The State cites People v. Weaver, 100 Ill. App. 3d 512 (1981), for the proposition that an officer has the duty to maintain public order wherever he may be, and thus a police officer so acting is always engaged in the execution of his official duties. However, the "official duty" alleged in the charging instrument was not maintaining public order, nor was it searching the suspect vehicle, nor preventing the "develop[ment] into a much worse situation" as found by the trial court. The official duty was "investigating" (left undefined in the charging instrument) defendant.
"A complaint for a statutory offense must either set out the offense in the language of the statute or specifically set forth the facts which constitute the crime and must notify the accused with reasonable certainty of the precise offense charged. [Citation.] * * * The State must prove the essential elements of the charging instrument as alleged and without variance." (Emphasis added.)
People v. Miller, 253 Ill. App. 3d 1032, 1035-1036 (1993).

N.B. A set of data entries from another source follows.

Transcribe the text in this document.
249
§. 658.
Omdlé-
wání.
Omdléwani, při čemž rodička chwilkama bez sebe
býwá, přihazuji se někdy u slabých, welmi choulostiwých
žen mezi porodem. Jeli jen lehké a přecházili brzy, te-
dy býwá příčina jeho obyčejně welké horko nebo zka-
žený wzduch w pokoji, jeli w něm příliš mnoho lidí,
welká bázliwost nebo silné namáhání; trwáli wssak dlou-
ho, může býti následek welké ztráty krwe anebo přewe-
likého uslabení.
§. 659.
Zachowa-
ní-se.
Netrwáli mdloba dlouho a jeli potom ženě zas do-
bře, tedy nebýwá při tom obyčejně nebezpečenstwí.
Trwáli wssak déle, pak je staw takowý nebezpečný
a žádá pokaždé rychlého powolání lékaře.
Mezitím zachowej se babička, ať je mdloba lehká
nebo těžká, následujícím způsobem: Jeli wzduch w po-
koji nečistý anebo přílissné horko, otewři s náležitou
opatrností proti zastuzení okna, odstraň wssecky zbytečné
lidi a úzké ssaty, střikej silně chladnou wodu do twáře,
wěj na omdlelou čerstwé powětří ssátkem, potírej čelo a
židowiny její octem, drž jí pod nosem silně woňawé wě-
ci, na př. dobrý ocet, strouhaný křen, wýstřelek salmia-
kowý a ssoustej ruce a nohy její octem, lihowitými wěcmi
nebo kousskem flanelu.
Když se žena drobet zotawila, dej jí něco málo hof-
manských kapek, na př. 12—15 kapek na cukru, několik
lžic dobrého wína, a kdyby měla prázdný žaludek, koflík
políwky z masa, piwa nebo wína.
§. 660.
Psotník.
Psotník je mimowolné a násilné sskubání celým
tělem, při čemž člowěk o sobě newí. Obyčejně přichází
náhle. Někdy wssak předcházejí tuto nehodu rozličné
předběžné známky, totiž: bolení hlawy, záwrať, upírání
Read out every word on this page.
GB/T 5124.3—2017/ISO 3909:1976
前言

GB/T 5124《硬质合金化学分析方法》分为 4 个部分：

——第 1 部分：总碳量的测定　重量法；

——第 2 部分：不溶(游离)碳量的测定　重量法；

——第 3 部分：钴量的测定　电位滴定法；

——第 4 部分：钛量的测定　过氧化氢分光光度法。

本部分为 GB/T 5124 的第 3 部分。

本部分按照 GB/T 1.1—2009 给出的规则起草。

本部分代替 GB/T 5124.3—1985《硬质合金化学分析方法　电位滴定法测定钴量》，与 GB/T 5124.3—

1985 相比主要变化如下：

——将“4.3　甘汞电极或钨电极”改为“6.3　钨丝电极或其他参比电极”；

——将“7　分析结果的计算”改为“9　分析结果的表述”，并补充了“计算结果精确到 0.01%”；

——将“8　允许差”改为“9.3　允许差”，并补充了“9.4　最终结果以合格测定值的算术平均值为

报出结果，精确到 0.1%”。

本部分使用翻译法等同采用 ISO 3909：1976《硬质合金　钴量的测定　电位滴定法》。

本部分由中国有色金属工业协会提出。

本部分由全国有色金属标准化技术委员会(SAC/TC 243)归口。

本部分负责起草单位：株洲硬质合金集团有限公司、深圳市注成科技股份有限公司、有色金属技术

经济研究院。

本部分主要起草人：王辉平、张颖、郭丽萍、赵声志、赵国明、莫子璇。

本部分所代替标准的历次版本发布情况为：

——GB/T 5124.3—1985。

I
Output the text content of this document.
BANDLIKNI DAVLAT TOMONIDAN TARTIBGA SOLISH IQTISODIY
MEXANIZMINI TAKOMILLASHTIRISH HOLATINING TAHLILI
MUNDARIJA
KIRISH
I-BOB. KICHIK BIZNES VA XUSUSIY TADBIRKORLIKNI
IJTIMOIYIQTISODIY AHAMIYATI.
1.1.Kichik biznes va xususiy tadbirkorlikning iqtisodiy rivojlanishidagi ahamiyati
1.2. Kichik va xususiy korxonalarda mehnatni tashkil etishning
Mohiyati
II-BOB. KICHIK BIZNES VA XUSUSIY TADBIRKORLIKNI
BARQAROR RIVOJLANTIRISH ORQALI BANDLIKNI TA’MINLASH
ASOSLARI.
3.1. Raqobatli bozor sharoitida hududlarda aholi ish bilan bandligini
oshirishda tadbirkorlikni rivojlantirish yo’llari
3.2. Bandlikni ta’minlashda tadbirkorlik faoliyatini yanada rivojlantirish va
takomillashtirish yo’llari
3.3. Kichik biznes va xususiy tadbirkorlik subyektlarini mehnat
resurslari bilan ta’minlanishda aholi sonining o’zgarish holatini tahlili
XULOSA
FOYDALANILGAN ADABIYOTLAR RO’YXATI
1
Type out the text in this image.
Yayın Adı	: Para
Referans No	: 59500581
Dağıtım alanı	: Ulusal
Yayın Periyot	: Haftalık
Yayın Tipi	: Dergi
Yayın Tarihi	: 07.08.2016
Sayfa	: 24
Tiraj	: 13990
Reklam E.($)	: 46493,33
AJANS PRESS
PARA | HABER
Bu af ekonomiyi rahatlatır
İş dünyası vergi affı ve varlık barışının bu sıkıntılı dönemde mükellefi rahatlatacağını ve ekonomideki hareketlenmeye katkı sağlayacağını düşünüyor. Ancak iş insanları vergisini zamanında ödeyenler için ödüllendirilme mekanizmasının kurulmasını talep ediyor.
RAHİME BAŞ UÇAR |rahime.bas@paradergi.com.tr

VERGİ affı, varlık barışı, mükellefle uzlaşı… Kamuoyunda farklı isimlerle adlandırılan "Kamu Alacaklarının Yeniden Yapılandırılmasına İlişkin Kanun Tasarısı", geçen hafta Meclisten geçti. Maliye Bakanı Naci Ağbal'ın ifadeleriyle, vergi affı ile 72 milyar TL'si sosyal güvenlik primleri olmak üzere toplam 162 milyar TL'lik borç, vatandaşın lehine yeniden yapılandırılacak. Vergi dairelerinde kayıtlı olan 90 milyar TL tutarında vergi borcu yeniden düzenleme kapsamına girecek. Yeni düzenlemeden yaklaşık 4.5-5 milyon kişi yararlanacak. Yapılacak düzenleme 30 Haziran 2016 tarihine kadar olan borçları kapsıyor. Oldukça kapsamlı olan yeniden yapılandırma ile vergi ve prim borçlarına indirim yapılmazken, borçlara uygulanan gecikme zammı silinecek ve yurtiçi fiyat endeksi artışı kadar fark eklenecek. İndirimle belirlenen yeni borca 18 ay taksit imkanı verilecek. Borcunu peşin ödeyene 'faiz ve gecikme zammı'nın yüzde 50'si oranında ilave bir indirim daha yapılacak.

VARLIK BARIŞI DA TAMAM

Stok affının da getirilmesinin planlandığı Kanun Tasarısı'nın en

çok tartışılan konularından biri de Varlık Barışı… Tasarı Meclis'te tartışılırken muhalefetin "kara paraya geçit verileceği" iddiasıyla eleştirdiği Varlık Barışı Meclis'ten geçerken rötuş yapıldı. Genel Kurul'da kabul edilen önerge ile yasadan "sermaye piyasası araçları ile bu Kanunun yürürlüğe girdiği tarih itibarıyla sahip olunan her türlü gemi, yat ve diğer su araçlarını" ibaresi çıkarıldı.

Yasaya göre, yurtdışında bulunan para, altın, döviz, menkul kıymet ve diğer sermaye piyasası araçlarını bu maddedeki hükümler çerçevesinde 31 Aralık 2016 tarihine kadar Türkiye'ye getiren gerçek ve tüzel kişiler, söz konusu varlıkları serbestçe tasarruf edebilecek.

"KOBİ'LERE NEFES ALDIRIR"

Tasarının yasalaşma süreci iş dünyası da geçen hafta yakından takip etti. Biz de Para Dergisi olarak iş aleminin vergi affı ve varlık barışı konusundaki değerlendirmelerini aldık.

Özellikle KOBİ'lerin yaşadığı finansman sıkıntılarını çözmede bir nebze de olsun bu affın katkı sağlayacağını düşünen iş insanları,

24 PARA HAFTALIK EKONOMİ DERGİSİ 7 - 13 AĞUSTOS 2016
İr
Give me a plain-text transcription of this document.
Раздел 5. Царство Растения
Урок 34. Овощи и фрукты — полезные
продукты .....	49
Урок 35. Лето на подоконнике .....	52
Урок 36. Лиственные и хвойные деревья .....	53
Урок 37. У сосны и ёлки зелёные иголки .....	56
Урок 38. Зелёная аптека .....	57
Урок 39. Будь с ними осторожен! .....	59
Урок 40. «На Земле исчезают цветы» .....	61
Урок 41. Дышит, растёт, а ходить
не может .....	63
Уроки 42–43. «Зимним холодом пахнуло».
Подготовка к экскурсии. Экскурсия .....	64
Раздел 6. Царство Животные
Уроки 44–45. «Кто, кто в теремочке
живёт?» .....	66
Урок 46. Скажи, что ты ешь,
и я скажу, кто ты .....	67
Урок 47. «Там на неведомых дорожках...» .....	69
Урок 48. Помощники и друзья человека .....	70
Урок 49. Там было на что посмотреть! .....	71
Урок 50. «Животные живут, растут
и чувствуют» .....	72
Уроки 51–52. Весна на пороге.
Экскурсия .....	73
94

It is of no help to argue, but the State does, that defendant impeded the officers' attempt to secure the scene of their investigation, because the officers ordered defendant to leave. There is simply no way defendant could have impeded an investigation into his criminal activity (but I note again the charging instrument did not allege what police were allegedly investigating) by remaining at the scene of the investigation. In this case the State had to prove that defendant's actions in refusing to leave the "scene of the investigation" obstructed the police from investigating him.
The majority has found that a criminal defendant who walks in the street between a vehicle police have stopped and are searching, "acting very irate, yelling profanities at the officer, and threatening the officers" (slip order at 10), is "directed *** to leave the area" (slip order at 10), and "does not comply with *** repeated directives to disperse and depart" (slip order at 11), somehow comes in the way of (slip order at 9), a police officer attempting to "investigate" the defendant (slip order at 2) that the police are trying to get to leave.
I would find that all the facts alleged in the charging instrument and found by the trial court may be true but nevertheless fail to constitute an offense. I would find that this defect in the charging instrument, on which defendant now stands convicted of a crime, renders it void; and therefore, that defendant suffered a clear and unequivocal denial of due process. See People v. Cooper, 182 Ill. App. 3d 243, 252 (1989) (citing Jackson v. Virginia, 443 U.S. 307, 314 (1979)); People v. Holmes, 397 Ill. App. 3d 737, 741 (2010) ("A *** court may dismiss an indictment if the defendant establishes that he has suffered a prejudicial denial of due process. [Citation.] However, the defendant must establish that the denial of due process is 'unequivocally clear' and that the prejudice is 'actual and substantial.' [Citation.]").
I would dismiss the charges against defendant. People v. Redwood, 335 Ill. App. 3d 189, 193 (2002) ("A charge that sets forth elements that do not amount to an offense may be dismissed under section 114-1(a)(8) of the Code of Criminal Procedure"). Accordingly, I dissent.